We have gathered plenty of material in the form of sound recordings, video clips, post-it notes, pictures and our own observations. What I hadn’t expected though is how much the task of gathering data would transform my own experience of food education. Accustomed as I am to addressing groups of schoolchildren, engaging visitors at our stands in public events, leading farm visits and so on, I am good at telling people stuff, but less good at listening. After all, if you stop talking, you will lose your audience, won’t you? And what they really want is information, isn’t it?

Once the voice recorder is placed in the middle of a group of children, it’s a sign both to them and to me that what they are going to say matters. I’m after the thoughtful quote, the couple of coherent sentences that will say it all, and for that the recipe seems to be an attentive silence. Given the right sort of listening, children will dig deep inside themselves and try to express what food is about for them: growing up big and strong, enjoying treats with their friends, making sure that banana growers earn a fair wage, caring for animals and wildlife.

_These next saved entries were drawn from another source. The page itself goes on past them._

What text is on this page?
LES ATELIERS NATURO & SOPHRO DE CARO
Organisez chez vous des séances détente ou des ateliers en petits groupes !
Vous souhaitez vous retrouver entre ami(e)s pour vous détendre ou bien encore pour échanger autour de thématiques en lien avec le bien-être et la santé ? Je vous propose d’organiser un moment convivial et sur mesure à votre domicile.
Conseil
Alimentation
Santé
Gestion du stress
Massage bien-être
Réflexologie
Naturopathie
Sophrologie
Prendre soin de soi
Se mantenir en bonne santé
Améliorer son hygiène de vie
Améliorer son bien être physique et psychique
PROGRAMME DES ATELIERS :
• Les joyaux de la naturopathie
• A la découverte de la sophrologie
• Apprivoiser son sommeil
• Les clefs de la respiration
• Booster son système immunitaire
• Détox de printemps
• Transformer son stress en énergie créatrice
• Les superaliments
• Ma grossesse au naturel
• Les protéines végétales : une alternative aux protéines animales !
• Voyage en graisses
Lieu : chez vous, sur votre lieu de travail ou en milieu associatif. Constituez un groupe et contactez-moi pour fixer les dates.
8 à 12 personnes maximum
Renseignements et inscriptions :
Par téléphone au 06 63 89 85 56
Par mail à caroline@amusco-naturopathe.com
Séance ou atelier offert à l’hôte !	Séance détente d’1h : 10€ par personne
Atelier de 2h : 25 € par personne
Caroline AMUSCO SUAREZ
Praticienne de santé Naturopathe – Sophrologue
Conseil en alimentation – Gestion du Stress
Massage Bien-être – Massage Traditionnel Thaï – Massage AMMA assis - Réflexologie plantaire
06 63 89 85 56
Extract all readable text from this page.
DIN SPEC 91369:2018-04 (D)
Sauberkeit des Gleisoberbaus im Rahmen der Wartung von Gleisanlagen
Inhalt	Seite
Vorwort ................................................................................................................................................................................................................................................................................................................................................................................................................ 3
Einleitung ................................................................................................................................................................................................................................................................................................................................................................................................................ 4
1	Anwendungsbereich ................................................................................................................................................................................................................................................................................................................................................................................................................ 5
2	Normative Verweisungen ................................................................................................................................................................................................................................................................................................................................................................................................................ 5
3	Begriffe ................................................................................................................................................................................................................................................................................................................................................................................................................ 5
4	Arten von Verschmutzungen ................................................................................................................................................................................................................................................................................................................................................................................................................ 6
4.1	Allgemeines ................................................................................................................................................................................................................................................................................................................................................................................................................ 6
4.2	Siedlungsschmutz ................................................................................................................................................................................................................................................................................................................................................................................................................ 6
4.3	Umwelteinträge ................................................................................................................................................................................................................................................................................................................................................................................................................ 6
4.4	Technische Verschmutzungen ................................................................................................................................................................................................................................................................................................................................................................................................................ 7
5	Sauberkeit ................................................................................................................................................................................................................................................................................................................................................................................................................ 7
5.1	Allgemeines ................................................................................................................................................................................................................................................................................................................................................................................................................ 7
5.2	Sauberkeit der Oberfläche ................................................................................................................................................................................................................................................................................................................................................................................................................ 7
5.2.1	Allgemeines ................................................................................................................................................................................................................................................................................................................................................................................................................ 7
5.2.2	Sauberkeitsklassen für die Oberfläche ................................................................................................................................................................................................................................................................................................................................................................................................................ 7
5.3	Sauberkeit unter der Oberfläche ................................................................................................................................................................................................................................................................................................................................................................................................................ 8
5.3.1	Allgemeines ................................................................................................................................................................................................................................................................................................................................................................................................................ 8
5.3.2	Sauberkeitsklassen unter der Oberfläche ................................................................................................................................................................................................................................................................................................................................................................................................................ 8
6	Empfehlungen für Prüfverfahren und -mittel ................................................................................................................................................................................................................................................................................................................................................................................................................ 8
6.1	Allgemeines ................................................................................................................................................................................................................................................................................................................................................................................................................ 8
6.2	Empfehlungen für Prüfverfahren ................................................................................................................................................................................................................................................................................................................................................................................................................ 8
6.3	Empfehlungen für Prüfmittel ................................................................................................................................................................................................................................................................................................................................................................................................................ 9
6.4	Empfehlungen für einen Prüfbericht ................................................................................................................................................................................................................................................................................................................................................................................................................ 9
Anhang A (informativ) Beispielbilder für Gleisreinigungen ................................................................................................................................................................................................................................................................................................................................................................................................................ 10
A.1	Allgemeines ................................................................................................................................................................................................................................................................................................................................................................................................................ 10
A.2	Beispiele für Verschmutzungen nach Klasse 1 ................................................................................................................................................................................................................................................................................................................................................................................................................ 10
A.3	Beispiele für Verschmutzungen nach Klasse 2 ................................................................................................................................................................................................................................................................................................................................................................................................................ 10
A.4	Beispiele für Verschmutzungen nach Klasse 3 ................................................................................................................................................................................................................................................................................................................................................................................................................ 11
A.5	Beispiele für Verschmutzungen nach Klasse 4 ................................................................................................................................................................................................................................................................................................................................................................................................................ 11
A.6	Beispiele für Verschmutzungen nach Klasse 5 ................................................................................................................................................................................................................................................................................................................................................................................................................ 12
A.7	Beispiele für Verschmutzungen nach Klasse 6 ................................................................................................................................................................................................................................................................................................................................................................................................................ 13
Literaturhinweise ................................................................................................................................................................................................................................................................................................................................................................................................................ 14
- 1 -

Adults too have plenty to say. I’ve met a Sudanese woman talking about breaking the Ramadan fast with soup, a student explaining how she would like to make compost but didn’t know where to start, a retired school cook remembering the joys of catering for the masses in school and then rustling up meals for farmworkers at home, a food bank volunteer describing how she likes to get out of the house and be involved with the local community, a homeless man asking for fruit to take away.

And I’ve been surprised to find how rewarding it is. When we listen to people properly, we enter their worlds and we find out a lot about how they live and what matters to them. Food is a subject which touches many areas of life, so a food conversation can end up being about family, religion, sport, homelessness, holidays, health – just about anything.

How does this help us design transformational food education events? That is something that is still emerging from the project but it does seem that listening to people talk about what they care about makes for a better connection than telling what we want them to know.